Your AI supply chain is not just your npm dependencies anymore. It is the models you download, the weights you load, and the datasets you train on — and each is an attack surface most software security programs have never inventoried.

Daniel Osei
AI Security Researcher
5 min read

Software supply chain security spent the last few years learning a hard lesson: the code you did not write can hurt you as badly as the code you did. AI extends that lesson to two new classes of artifact that most programs still treat as data rather than as dependencies — the models you download and the datasets you train on. A pretrained model is executable-adjacent code from a third party. A training set is input that shapes your system's behavior. Both arrive from outside your organization, both can be tampered with, and both bypass the SCA tooling that guards your package manifests. Securing the AI supply chain means bringing models and datasets under the same provenance, verification, and inventory discipline you already apply to open-source software.

Models are dependencies that can execute

The most immediate risk is the format models ship in. Many model files are serialized with Python's pickle format, and deserializing a pickle can run arbitrary code by design — loading the weights is code execution if the file is malicious. Security researchers have repeatedly found weaponized models on public hubs that execute a payload the moment they are loaded, well before any inference happens. This is the model-world equivalent of a package with a malicious install script, except it hides inside an artifact teams download casually and load without a second thought.

Practical defenses:

  • Prefer safe serialization. Formats like safetensors store weights as data with no code-execution path. Prefer them, and treat pickle-based weights from untrusted sources as you would treat running an unknown binary.
  • Sandbox untrusted model loading. If you must load a format that can execute, do it in an isolated environment with no credentials and no network egress until you have verified it.
  • Verify provenance. Pin models to specific, hashed versions from known publishers. A model that changed silently under the same name is a rug-pull, exactly like a compromised package version.
  • Scan model files. Treat a downloaded model like a downloaded dependency: inventory it, record where it came from, and scan it for known-malicious signatures and unsafe embedded code.

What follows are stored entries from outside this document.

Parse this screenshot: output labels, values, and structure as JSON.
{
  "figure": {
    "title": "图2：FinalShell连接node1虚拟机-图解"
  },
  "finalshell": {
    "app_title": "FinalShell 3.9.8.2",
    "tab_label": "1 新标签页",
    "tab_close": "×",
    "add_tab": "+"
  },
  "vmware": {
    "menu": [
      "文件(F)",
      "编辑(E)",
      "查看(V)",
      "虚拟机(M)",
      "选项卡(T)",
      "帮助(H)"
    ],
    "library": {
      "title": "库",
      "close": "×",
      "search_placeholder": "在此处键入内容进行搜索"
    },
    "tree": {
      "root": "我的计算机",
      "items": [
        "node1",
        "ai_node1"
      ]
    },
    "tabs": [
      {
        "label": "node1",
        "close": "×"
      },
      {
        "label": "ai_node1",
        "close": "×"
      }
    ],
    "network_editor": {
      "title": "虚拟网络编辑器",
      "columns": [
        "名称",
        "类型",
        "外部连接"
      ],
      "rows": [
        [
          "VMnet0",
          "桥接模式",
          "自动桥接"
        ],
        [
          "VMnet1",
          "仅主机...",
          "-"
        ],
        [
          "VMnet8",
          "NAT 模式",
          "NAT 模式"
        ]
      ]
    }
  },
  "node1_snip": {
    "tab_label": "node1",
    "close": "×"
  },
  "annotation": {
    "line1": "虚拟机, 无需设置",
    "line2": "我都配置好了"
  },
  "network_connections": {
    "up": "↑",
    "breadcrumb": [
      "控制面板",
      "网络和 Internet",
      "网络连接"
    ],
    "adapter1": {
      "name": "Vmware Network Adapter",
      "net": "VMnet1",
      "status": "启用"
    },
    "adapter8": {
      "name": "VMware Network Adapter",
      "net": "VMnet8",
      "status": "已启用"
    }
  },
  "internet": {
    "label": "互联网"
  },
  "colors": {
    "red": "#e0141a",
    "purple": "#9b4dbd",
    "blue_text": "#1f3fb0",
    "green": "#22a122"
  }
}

Datasets are inputs that shape behavior

Data poisoning is the subtler risk. An attacker who can influence even a small fraction of training or fine-tuning data can implant behaviors — a backdoor that triggers on a specific phrase, a bias that surfaces in specific contexts, or degraded performance on targeted inputs. Research has shown that poisoning web-scale datasets is not just theoretical: because large corpora are assembled from URLs that can expire and be re-registered, or from snapshots an attacker can time, injecting tainted content into a dataset that others will train on is practical for a determined adversary.

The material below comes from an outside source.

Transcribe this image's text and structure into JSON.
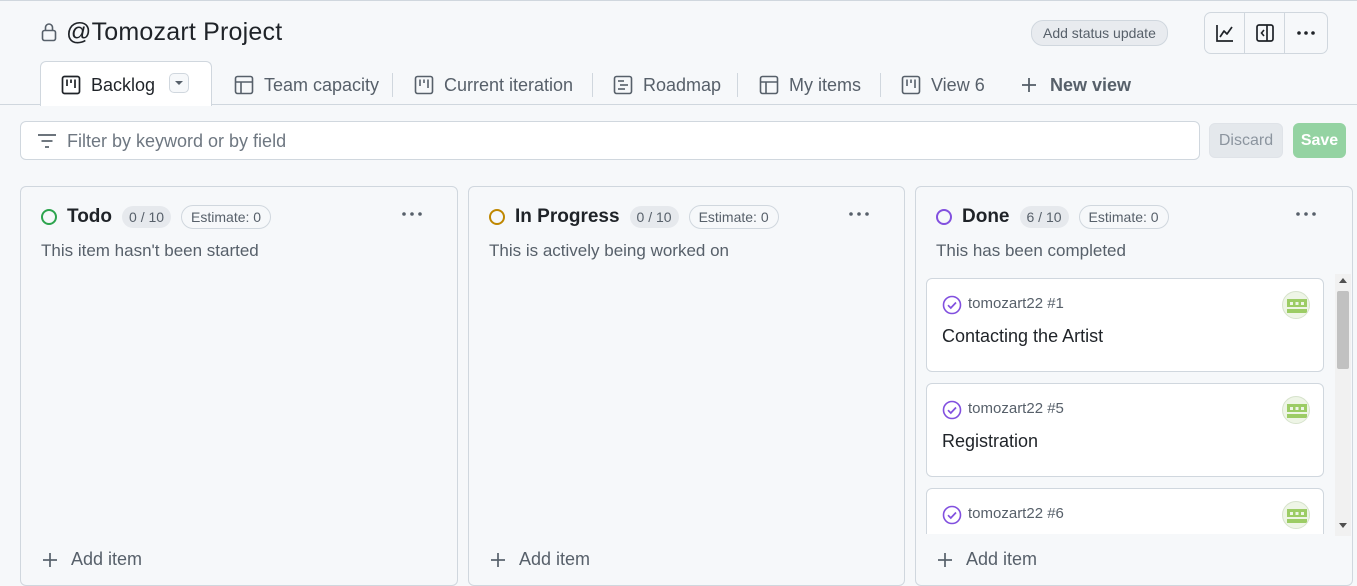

For retrieval-augmented systems, the analogous risk is index poisoning: plant a document that will be retrieved for a common query, and you have inserted an instruction or a falsehood into every user's context whose question matches.

Practical defenses:

  • Vet and control data sources. Know where every training and fine-tuning dataset came from, restrict who can add to it, and prefer curated sources over scraped ones for anything sensitive.
  • Record data provenance. Maintain a traceable record of dataset versions and origins so a discovered poisoning is a lookup, not an archaeology project.
  • Protect retrieval indexes. Validate and sanitize documents entering a vector store, strip hidden content, and enforce access control so one tenant cannot poison another's retrieval.

The pattern is not new — the artifacts are

It is worth remembering that the software world has already run this play. The December 2022 torchtriton incident, where a malicious package on the public index shadowed a legitimate PyTorch dependency and exfiltrated system information on install, was a wake-up call that "we only use trusted projects" is not a control when the trusted project's supply chain is the entry point. Models and datasets are simply the newest artifacts to inherit that lesson. A team that would never curl | bash an unknown script will happily from_pretrained an unknown model, and the risk profile is closer than the difference in ceremony suggests. Applying the muscle memory you already built for packages — pin, verify, inventory, scan — to models and data is most of the battle.

Inventory: the AI bill of materials

You cannot secure what you have not enumerated. The idea gaining traction is an AI bill of materials (AI-BOM or ML-BOM) — an extension of SBOM thinking that records the models, datasets, adapters, and prompts a system depends on, with their sources and versions. It is the foundation everything else rests on. Without it, a disclosed malicious model or poisoned dataset becomes a frantic hunt across teams; with it, it becomes a query.

How Safeguard helps

Safeguard brings AI artifacts under the same supply-chain discipline as your code. Software composition analysis (SCA) inventories the components your AI application depends on and reconciles them against vulnerability and reputation data, extending the dependency-governance model that already protects your packages to the surrounding AI stack. The Griffin AI detection engine inspects the loading and integration code where an unsafe deserialization or an unvalidated model source turns a downloaded artifact into code execution, flagging it before it ships. When a fixable weakness appears — an unsafe load path, a pinned-but-vulnerable dependency — auto-fix remediation proposes the corrected version. As a model-family builder itself, Safeguard's own Griffin Zero model reflects a provenance-first approach to how AI artifacts should be sourced and shipped.

The lesson the software world already learned applies cleanly here: the model you did not train and the data you did not curate are dependencies. Inventory them, verify them, and stop treating them as inert.